In brief: Stop sought on immigration law
Atlanta – The federal government asked an appeals court Friday to stop Alabama officials from enforcing a strict immigration law that has already driven Hispanic students from public schools and migrant workers from towns, warning that it opens the door to discrimination against even legal residents.
The Department of Justice’s filing to the 11th U.S. Circuit Court of Appeals also said the law, considered by many to be the most stringent immigration measure in the country, could cause considerable fallout as immigrants flee to other states or their native countries.

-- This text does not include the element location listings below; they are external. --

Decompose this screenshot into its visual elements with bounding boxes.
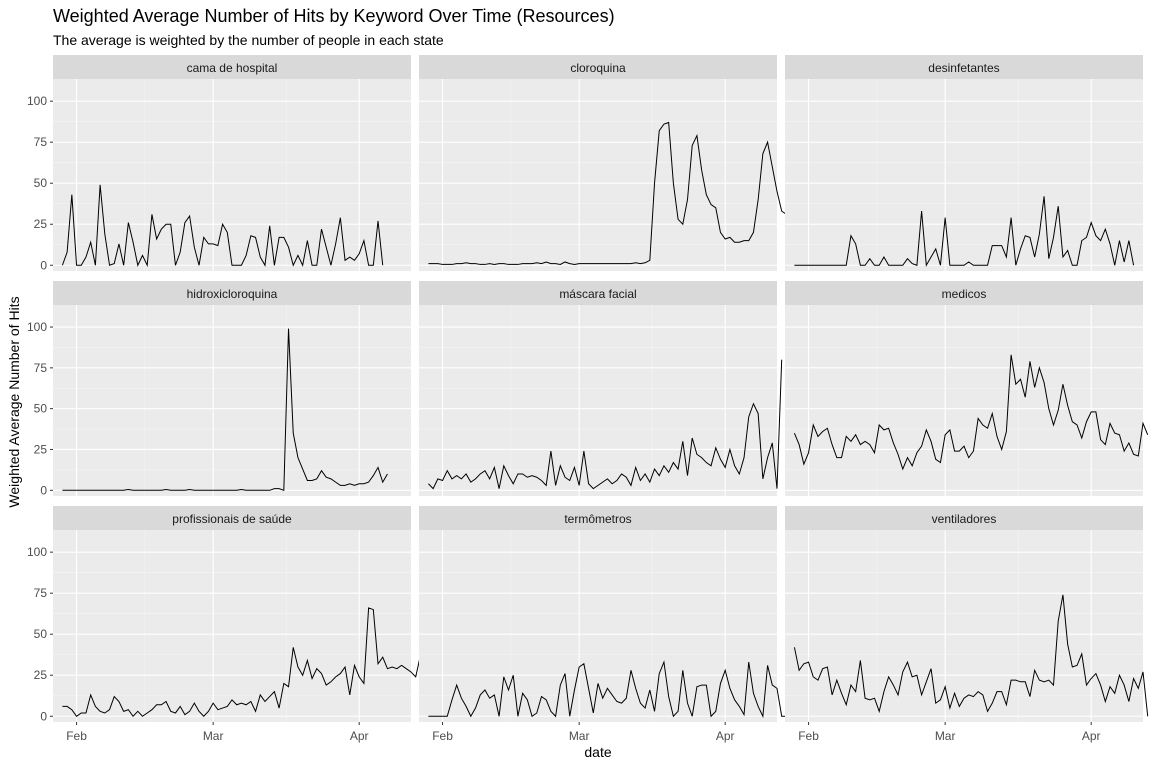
facet-strip: [53, 506, 411, 530]
panel-background: [785, 79, 1143, 271]
series-line: [428, 359, 783, 490]
x-tick-label: Feb: [798, 729, 819, 743]
y-tick-label: 25: [34, 668, 48, 682]
y-tick-label: 50: [34, 627, 48, 641]
series-line: [794, 196, 1135, 267]
panel-background: [53, 530, 411, 722]
x-tick-label: Mar: [203, 729, 224, 743]
series-line: [428, 121, 792, 265]
panel-background: [53, 305, 411, 496]
panel-background: [53, 79, 411, 271]
panel-background: [419, 305, 777, 496]
x-tick-label: Apr: [1082, 729, 1101, 743]
y-tick-label: 0: [40, 709, 47, 723]
facet-strip-label: termômetros: [564, 512, 631, 526]
facet-strip: [53, 281, 411, 305]
x-tick-label: Mar: [569, 729, 590, 743]
y-tick-label: 0: [40, 483, 47, 497]
x-axis-title: date: [584, 744, 611, 760]
facet-strip-label: medicos: [942, 287, 987, 301]
x-tick-label: Feb: [432, 729, 453, 743]
facet-strip: [785, 506, 1143, 530]
chart-title: Weighted Average Number of Hits by Keywo…: [53, 6, 615, 26]
y-tick-label: 75: [34, 361, 48, 375]
facet-strip-label: hidroxicloroquina: [187, 287, 278, 301]
panel-background: [785, 305, 1143, 496]
y-tick-label: 0: [40, 258, 47, 272]
panel: cama de hospital 0 25 50 75 100: [27, 55, 411, 272]
facet-strip-label: cama de hospital: [187, 61, 278, 75]
y-tick-label: 75: [34, 586, 48, 600]
panel-background: [419, 530, 777, 722]
series-line: [428, 660, 787, 719]
facet-strip-label: máscara facial: [559, 287, 636, 301]
facet-strip: [419, 55, 777, 79]
facet-strip-label: profissionais de saúde: [172, 512, 292, 526]
facet-strip: [419, 506, 777, 530]
facet-strip-label: desinfetantes: [928, 61, 999, 75]
y-axis-title: Weighted Average Number of Hits: [6, 296, 22, 507]
panel: máscara facial: [419, 281, 783, 496]
y-tick-label: 100: [27, 94, 47, 108]
series-line: [62, 328, 388, 491]
series-line: [793, 594, 1149, 717]
panel: cloroquina: [419, 55, 792, 271]
y-tick-label: 25: [34, 217, 48, 231]
y-tick-label: 50: [34, 402, 48, 416]
panel: medicos: [785, 281, 1149, 496]
x-tick-label: Mar: [935, 729, 956, 743]
panel: termômetros Feb Mar Apr: [419, 506, 787, 743]
y-tick-label: 100: [27, 320, 47, 334]
facet-strip: [53, 55, 411, 79]
y-tick-label: 75: [34, 135, 48, 149]
panel: desinfetantes: [785, 55, 1143, 271]
x-tick-label: Apr: [716, 729, 735, 743]
x-tick-label: Apr: [350, 729, 369, 743]
chart-subtitle: The average is weighted by the number of…: [53, 32, 444, 48]
y-tick-label: 50: [34, 176, 48, 190]
panel-background: [785, 530, 1143, 722]
y-tick-label: 25: [34, 442, 48, 456]
panels-layer: cama de hospital 0 25 50 75 100 cloroquina desi…: [27, 55, 1149, 743]
panel-background: [419, 79, 777, 271]
facet-strip: [785, 281, 1143, 305]
facet-strip: [785, 55, 1143, 79]
x-tick-label: Feb: [66, 729, 87, 743]
panel: profissionais de saúde 0 25 50 75 100 Feb Mar Ap…: [27, 506, 426, 743]
facet-strip-label: cloroquina: [570, 61, 626, 75]
series-line: [62, 607, 426, 718]
panel: ventiladores Feb Mar Apr: [785, 506, 1149, 743]
facet-strip-label: ventiladores: [932, 512, 997, 526]
facet-strip: [419, 281, 777, 305]
series-line: [61, 184, 384, 268]
y-tick-label: 100: [27, 545, 47, 559]
series-line: [793, 354, 1149, 471]
panel: hidroxicloroquina 0 25 50 75 100: [27, 281, 411, 497]
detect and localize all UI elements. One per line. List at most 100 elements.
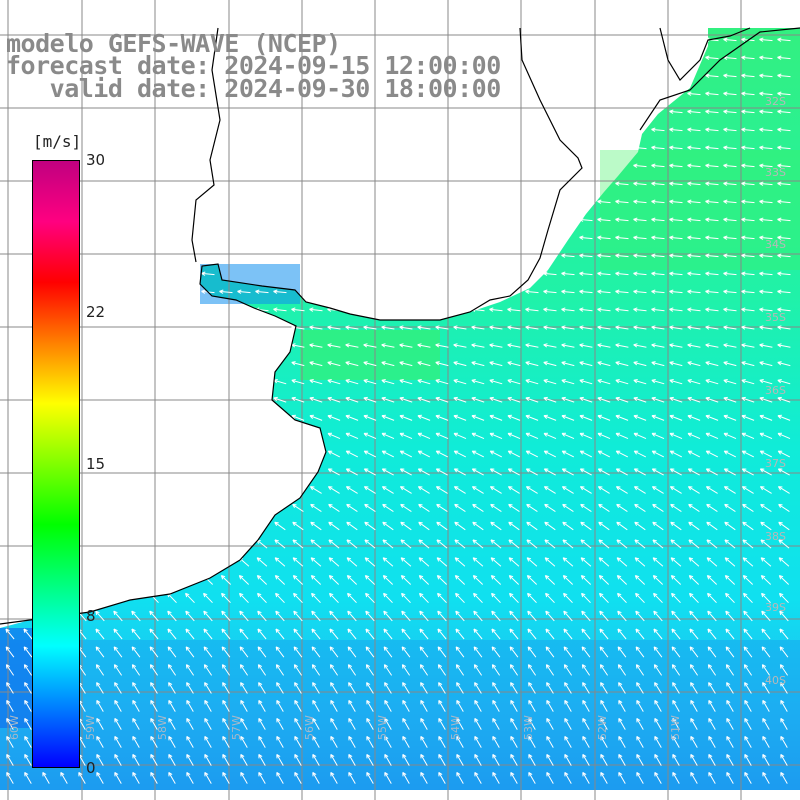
wind-arrow <box>580 557 592 567</box>
wind-arrow <box>6 735 14 748</box>
wind-arrow <box>402 682 410 694</box>
wind-arrow <box>238 575 250 585</box>
wind-arrow <box>185 592 195 604</box>
wind-arrow <box>363 325 377 330</box>
wind-arrow <box>759 109 773 114</box>
wind-arrow <box>291 307 305 312</box>
wind-arrow <box>312 699 320 712</box>
wind-arrow <box>363 343 377 348</box>
wind-arrow <box>633 432 647 440</box>
wind-arrow <box>276 699 284 712</box>
wind-arrow <box>348 699 356 712</box>
wind-arrow <box>725 646 735 658</box>
wind-arrow <box>455 628 465 640</box>
wind-arrow <box>327 414 341 421</box>
wind-arrow <box>652 503 664 513</box>
wind-arrow <box>383 646 393 658</box>
wind-arrow <box>345 343 359 348</box>
wind-arrow <box>472 575 484 585</box>
wind-arrow <box>221 664 231 676</box>
wind-arrow <box>203 646 213 658</box>
wind-arrow <box>615 217 629 222</box>
lat-label-37s: 37S <box>765 457 786 470</box>
wind-arrow <box>113 646 123 658</box>
wind-arrow <box>420 717 428 730</box>
wind-arrow <box>600 735 608 748</box>
wind-arrow <box>725 664 735 676</box>
wind-arrow <box>294 717 302 730</box>
wind-arrow <box>598 575 610 585</box>
wind-arrow <box>563 646 573 658</box>
wind-arrow <box>777 271 791 276</box>
wind-arrow <box>723 486 736 494</box>
wind-arrow <box>579 235 593 240</box>
wind-arrow <box>705 181 719 186</box>
wind-arrow <box>274 539 286 549</box>
wind-arrow <box>777 414 791 421</box>
wind-arrow <box>777 289 791 294</box>
wind-arrow <box>651 253 665 258</box>
wind-arrow <box>777 468 790 476</box>
wind-arrow <box>708 735 716 748</box>
wind-arrow <box>491 610 501 622</box>
wind-arrow <box>311 646 321 658</box>
wind-arrow <box>705 235 719 240</box>
wind-arrow <box>474 717 482 730</box>
wind-arrow <box>418 539 430 549</box>
wind-arrow <box>671 628 681 640</box>
wind-arrow <box>723 235 737 240</box>
wind-arrow <box>364 575 376 585</box>
wind-arrow <box>597 235 611 240</box>
coastline-main <box>0 27 583 625</box>
wind-arrow <box>384 682 392 694</box>
wind-arrow <box>615 253 629 258</box>
wind-arrow <box>510 735 518 748</box>
wind-arrow <box>708 682 716 694</box>
wind-arrow <box>618 753 626 766</box>
wind-arrow <box>689 664 699 676</box>
wind-arrow <box>652 575 664 585</box>
wind-arrow <box>597 343 611 348</box>
wind-arrow <box>186 682 194 694</box>
wind-arrow <box>579 289 593 294</box>
wind-arrow <box>725 610 735 622</box>
wind-arrow <box>274 521 286 531</box>
wind-arrow <box>741 109 755 114</box>
wind-arrow <box>564 771 572 784</box>
wind-arrow <box>364 503 376 513</box>
wind-arrow <box>687 486 700 494</box>
wind-arrow <box>310 557 322 567</box>
wind-arrow <box>690 735 698 748</box>
wind-arrow <box>366 771 374 784</box>
wind-arrow <box>186 753 194 766</box>
wind-arrow <box>615 289 629 294</box>
coastline-north <box>659 27 751 81</box>
wind-arrow <box>292 575 304 585</box>
wind-arrow <box>617 646 627 658</box>
wind-arrow <box>726 717 734 730</box>
wind-arrow <box>456 753 464 766</box>
wind-arrow <box>741 361 755 367</box>
wind-arrow <box>597 486 610 494</box>
wind-arrow <box>741 253 755 258</box>
wind-arrow <box>525 450 539 458</box>
wind-arrow <box>741 307 755 312</box>
wind-arrow <box>23 646 33 658</box>
wind-arrow <box>490 539 502 549</box>
wind-arrow <box>742 539 754 549</box>
wind-arrow <box>366 717 374 730</box>
wind-arrow <box>778 503 790 513</box>
wind-arrow <box>438 699 446 712</box>
wind-arrow <box>384 771 392 784</box>
wind-arrow <box>381 450 395 458</box>
wind-arrow <box>581 592 591 604</box>
wind-arrow <box>240 771 248 784</box>
wind-arrow <box>759 361 773 367</box>
wind-arrow <box>543 468 556 476</box>
wind-arrow <box>435 379 449 385</box>
wind-arrow <box>436 575 448 585</box>
wind-arrow <box>579 307 593 312</box>
wind-arrow <box>328 539 340 549</box>
wind-arrow <box>453 379 467 385</box>
wind-arrow <box>564 735 572 748</box>
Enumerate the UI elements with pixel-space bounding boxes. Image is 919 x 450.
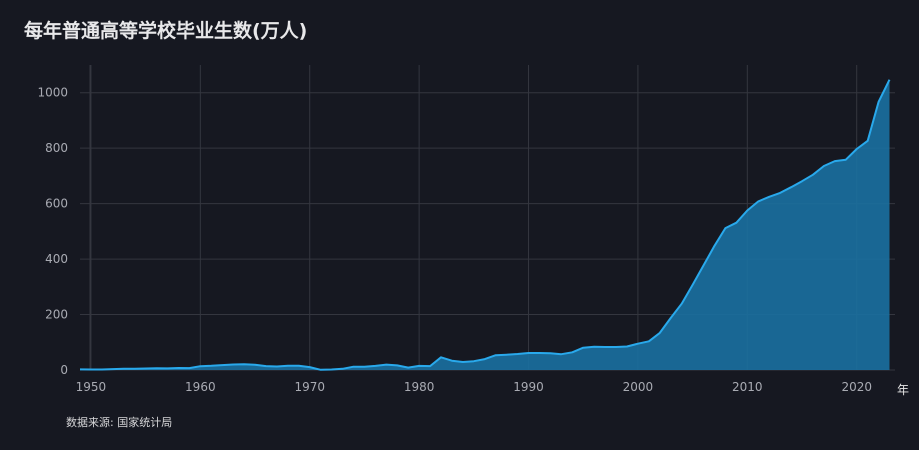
y-tick-label: 400 xyxy=(45,252,68,266)
x-tick-label: 1960 xyxy=(185,380,216,394)
y-tick-label: 0 xyxy=(60,363,68,377)
x-axis-unit-label: 年 xyxy=(897,383,909,397)
data-area-layer xyxy=(79,79,891,371)
y-tick-label: 600 xyxy=(45,197,68,211)
x-tick-label: 1950 xyxy=(76,380,107,394)
y-tick-label: 200 xyxy=(45,308,68,322)
series-line xyxy=(79,79,891,371)
x-tick-label: 1980 xyxy=(404,380,435,394)
x-tick-label: 2010 xyxy=(732,380,763,394)
chart-title: 每年普通高等学校毕业生数(万人) xyxy=(24,20,308,42)
tick-labels: 0 200 400 600 800 1000 1950 1960 1970 1980 1990 200… xyxy=(37,86,872,394)
y-tick-label: 800 xyxy=(45,141,68,155)
series-area-fill xyxy=(80,79,890,370)
data-source-note: 数据来源: 国家统计局 xyxy=(66,416,173,429)
y-tick-label: 1000 xyxy=(37,86,68,100)
x-tick-label: 1990 xyxy=(513,380,544,394)
x-tick-label: 2020 xyxy=(841,380,872,394)
x-tick-label: 2000 xyxy=(623,380,654,394)
x-tick-label: 1970 xyxy=(294,380,325,394)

A coalition of advocacy groups also filed a separate appeal Friday that claims the law has thrown Alabama into “chaos” and left some Hispanics too afraid to go to their jobs and reluctant to send their kids to school.
The court signaled in an order Friday that it wouldn’t decide whether to halt the law until it reviews more arguments from both sides next week.
Loughner may go to Missouri prison
Phoenix – A federal appeals court ruled Friday that the suspect in the Tucson shooting rampage can be returned to a Missouri prison facility where he will undergo more treatment to try to make him mentally fit to stand trial.
The 9th U.S. Circuit Court of Appeals rejected a request by Jared Lee Loughner’s attorneys to keep him in Tucson.
Loughner’s lawyers want him to stay in Arizona while they appeal a lower court’s ruling that extends their mentally ill client’s stay at a Springfield, Mo., prison by another four months.
On Friday evening, the 9th Circuit issued an expedited briefing order for the appeal and scheduled oral arguments for Nov. 1 in San Francisco.